Guillaume Lachenal, Président de Miliboo.com, rappelle néanmoins que si les commerces sont "force de proposition vis-à-vis de la clientèle, on ne décide de rien. C'est le client qui fait les choix. Il ne faut pas concevoir un concept autour du digital, l'humain doit demeurer au centre de la relation. On a tendance à distinguer pure player et retail, mais ces deux marchés sont amenés à converger puis fusionner avec la digitalisation du point de vente. On ne parle plus de "e-commerce" ou de "retail", mais de commerce."

"La barrière entre le conseiller et le client doit s'estomper"

Du côté du vendeur connecté, l’avenir c’est le smart store, affirme Philippe Brun, Directeur Digital Commerce d’Orange France. "Il s'agit d'un lieu prenant en compte l'omnicanalité, avec la fin des silos: le client, peu importe son point d'accès, doit s'y retrouver, doit également être plus autonome dans ces magasins, et une nouvelle relation s'ouvre avec les conseillers équipés de tablettes (ce n'est plus un rapport commercial, mais de l'accompagnement). Le changement de cette relation client est un enjeu essentiel, pour tendre vers l'expérience incomparable." Et pour cela avoir des conseillers performants: "Les clients deviennent bien souvent eux-mêmes plus experts que les conseillers! La barrière entre le conseiller et le client doit s'estomper, ils doivent utiliser les mêmes outils."

Pour Marc Gigon, Directeur Commercial & Marketing de Total, pour réussir cette transformation digitale, il faut sensibiliser le vendeur: "Le premier réflexe d'un vendeur face au digital, c'est la crainte vis-à-vis d'un nouveau canal de distribution. Le plus grand risque, c'est que les vendeurs disent: "les gens du siège ont pondu un nouveau gadget". Dès la conception des outils et des interfaces, les vendeurs doivent être intégrés. Comme ce personnel est proche des clients, il connaît les difficultés rencontrées par les consommateurs. Cette facilité à exprimer ces difficultés est une grande force pour améliorer notre offre. Le vendeur doit être fier de présenter quelque chose qui marche. Notre capacité à porter vers les consommateurs des vendeurs avenants et énergiques sera un facteur différenciant."

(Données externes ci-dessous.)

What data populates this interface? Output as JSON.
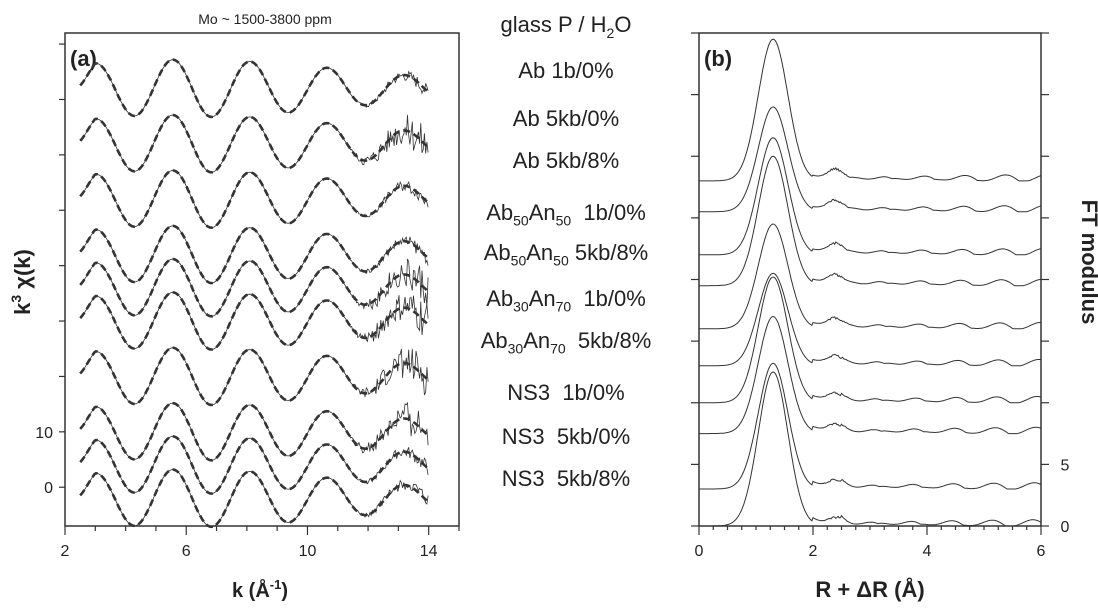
{
  "header": {
    "mo_range": "Mo ~ 1500-3800 ppm",
    "column_heading_main": "glass  P / H",
    "column_heading_sub": "2",
    "column_heading_tail": "O"
  },
  "samples": [
    {
      "base": "Ab",
      "sub1": "",
      "mid": "",
      "sub2": "",
      "cond": " 1b/0%"
    },
    {
      "base": "Ab",
      "sub1": "",
      "mid": "",
      "sub2": "",
      "cond": " 5kb/0%"
    },
    {
      "base": "Ab",
      "sub1": "",
      "mid": "",
      "sub2": "",
      "cond": " 5kb/8%"
    },
    {
      "base": "Ab",
      "sub1": "50",
      "mid": "An",
      "sub2": "50",
      "cond": "  1b/0%"
    },
    {
      "base": "Ab",
      "sub1": "50",
      "mid": "An",
      "sub2": "50",
      "cond": " 5kb/8%"
    },
    {
      "base": "Ab",
      "sub1": "30",
      "mid": "An",
      "sub2": "70",
      "cond": "  1b/0%"
    },
    {
      "base": "Ab",
      "sub1": "30",
      "mid": "An",
      "sub2": "70",
      "cond": "  5kb/8%"
    },
    {
      "base": "NS3",
      "sub1": "",
      "mid": "",
      "sub2": "",
      "cond": "  1b/0%"
    },
    {
      "base": "NS3",
      "sub1": "",
      "mid": "",
      "sub2": "",
      "cond": "  5kb/0%"
    },
    {
      "base": "NS3",
      "sub1": "",
      "mid": "",
      "sub2": "",
      "cond": "  5kb/8%"
    }
  ],
  "chart_data": [
    {
      "type": "line",
      "panel": "(a)",
      "xlabel_main": "k (Å",
      "xlabel_sup": "-1",
      "xlabel_tail": ")",
      "ylabel_main": "k",
      "ylabel_sup": "3",
      "ylabel_tail": " χ(k)",
      "xlim": [
        2,
        15
      ],
      "ylim": [
        -7,
        82
      ],
      "xticks": [
        2,
        6,
        10,
        14
      ],
      "yticks": [
        0,
        10
      ],
      "k_range": [
        2.5,
        14
      ],
      "offsets": [
        72,
        62,
        52,
        42,
        36,
        30,
        20,
        10,
        4,
        -2
      ],
      "styles": {
        "data": "thin solid",
        "fit": "thick dashed"
      }
    },
    {
      "type": "line",
      "panel": "(b)",
      "xlabel": "R + ΔR (Å)",
      "ylabel": "FT modulus",
      "xlim": [
        0,
        6
      ],
      "ylim": [
        0,
        40
      ],
      "xticks": [
        0,
        2,
        4,
        6
      ],
      "yticks": [
        0,
        5
      ],
      "peak_R": 1.3,
      "offsets": [
        28,
        25.5,
        22,
        19.5,
        16,
        13,
        10,
        7.5,
        3,
        0
      ]
    }
  ]
}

"Le vendeur restera un point central"

"Nous avons confiance dans la complémentarité des modèles et dans le fait qu'ils ne se cannibalisent pas, estime Olivier De La Clergerie, CEO de LDLC.COM. Ce qui est certain, c'est que le vendeur restera un point central, de par la relation forte avec le consommateur. Ce qui vient autour de cette relation, c'est de l'outil. La réponse va s'imposer à nous de manière très rapide, et il faudra s'adapter très vite: par exemple, le "Click & Collect" est en un clin d’œil devenu un standard pour les clients! Ces derniers demandent à ce que le commerçant tienne ses promesses."